A few years ago, I was walking through the office and someone asked if we had a test written for a bug that was just found. Was pretty proud to say that we did.

They then asked when was the last time it ran. I froze I had no idea. It was pretty embracing. Literally I had no idea. Couldn’t even give a ball park answer.

Didn’t want to lie so I said I would tell them later after looking.

Here are a few options if you have no idea when you should be running your test.

A] Nightly Runs The most common case. All test are ran nightly on the latest stable build. That 5+ hour test run time don’t matter that much if they run while everyones asleep.
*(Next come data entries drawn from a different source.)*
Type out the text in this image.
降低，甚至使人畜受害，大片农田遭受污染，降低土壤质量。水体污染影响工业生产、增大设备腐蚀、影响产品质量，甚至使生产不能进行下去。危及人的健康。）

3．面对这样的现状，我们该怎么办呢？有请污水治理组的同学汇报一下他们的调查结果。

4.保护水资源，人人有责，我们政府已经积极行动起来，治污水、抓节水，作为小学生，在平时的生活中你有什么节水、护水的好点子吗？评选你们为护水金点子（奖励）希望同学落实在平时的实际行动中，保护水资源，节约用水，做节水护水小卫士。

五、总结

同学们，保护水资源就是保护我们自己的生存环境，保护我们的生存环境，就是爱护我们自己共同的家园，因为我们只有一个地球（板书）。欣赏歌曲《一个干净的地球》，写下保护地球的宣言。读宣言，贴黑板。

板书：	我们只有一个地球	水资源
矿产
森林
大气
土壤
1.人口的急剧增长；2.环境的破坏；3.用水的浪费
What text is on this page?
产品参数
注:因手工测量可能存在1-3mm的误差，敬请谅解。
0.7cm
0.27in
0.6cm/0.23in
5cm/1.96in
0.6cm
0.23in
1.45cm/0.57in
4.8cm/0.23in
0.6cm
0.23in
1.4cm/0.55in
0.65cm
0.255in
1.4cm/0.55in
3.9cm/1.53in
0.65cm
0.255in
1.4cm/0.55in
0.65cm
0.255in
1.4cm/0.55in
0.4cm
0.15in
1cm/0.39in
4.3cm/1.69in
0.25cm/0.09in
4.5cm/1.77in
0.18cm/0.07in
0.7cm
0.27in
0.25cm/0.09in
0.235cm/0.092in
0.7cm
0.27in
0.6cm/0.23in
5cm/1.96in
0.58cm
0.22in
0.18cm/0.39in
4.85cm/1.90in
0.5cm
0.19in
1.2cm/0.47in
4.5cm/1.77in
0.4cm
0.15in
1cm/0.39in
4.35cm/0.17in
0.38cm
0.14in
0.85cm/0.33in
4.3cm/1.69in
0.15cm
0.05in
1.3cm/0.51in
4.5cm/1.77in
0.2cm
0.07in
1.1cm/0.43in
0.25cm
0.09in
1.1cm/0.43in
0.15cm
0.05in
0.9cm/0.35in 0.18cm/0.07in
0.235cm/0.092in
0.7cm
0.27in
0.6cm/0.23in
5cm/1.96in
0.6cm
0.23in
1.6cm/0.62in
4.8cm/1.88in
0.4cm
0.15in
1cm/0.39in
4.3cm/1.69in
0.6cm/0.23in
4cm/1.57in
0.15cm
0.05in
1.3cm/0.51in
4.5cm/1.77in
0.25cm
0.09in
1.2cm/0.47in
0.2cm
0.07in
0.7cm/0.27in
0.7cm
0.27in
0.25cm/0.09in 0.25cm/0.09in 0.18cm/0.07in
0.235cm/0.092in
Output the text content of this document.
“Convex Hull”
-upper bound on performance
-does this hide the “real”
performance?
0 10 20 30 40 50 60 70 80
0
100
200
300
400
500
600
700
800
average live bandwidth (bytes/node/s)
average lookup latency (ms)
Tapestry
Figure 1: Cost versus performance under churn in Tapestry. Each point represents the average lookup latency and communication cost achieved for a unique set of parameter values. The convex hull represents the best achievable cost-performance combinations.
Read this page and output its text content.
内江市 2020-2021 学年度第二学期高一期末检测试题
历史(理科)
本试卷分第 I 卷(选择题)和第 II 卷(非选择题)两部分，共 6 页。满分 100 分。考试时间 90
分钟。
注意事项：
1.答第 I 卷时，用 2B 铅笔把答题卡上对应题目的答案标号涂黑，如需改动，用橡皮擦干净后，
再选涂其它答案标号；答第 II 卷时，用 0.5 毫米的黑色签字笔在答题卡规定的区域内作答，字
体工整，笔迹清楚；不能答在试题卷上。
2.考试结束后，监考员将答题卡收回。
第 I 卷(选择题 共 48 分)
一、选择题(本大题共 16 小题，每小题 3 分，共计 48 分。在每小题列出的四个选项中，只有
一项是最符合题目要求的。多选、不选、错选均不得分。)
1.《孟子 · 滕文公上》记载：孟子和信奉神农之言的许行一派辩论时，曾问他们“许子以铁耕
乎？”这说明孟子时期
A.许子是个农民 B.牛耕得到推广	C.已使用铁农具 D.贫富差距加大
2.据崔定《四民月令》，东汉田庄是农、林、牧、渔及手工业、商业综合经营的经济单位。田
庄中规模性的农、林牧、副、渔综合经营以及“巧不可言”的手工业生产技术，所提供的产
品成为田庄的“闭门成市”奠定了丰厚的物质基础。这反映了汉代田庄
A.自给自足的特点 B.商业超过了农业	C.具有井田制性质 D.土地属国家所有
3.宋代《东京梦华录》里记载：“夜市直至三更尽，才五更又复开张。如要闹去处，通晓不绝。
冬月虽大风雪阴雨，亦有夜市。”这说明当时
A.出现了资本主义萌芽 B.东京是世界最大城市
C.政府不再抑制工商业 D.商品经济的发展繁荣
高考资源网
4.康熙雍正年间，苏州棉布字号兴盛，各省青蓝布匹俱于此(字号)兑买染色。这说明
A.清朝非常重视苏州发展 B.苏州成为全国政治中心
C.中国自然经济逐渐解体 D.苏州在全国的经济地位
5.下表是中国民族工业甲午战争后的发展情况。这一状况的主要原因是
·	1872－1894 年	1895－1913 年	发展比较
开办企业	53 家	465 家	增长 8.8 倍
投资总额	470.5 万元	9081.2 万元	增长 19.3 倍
B] Smoke Run After Commit Another common Cause. Unit & Smoke test are ran after every commit to a particular branch. These types of runs are normally done to save the test teams time. Just like it isn’t smart to test if the car can run, if it didn’t have a working engine. There’s no need to do in-depth testing on a broken build.

C] Release Regression Nothing new here. Before every release you’ll want to do some type of regression.

D] Feature Regression Sometime you’re making a change to the system that isolated to one area. You’ll want to hit that area pretty hard to make sure that no major bugs go through. That’s when a targeted automated regression it really helpful.

E] Unit Test Before Builds The point here is to get some quick feedback. Normally you want your build to max out at 10 minutes. It’s worth putting in concentrated effort to make it happen, because every minute you reduce off the build time is a minute saved for each developer every time they commit. Unit test normally run very quickly so they are a great candidate for this.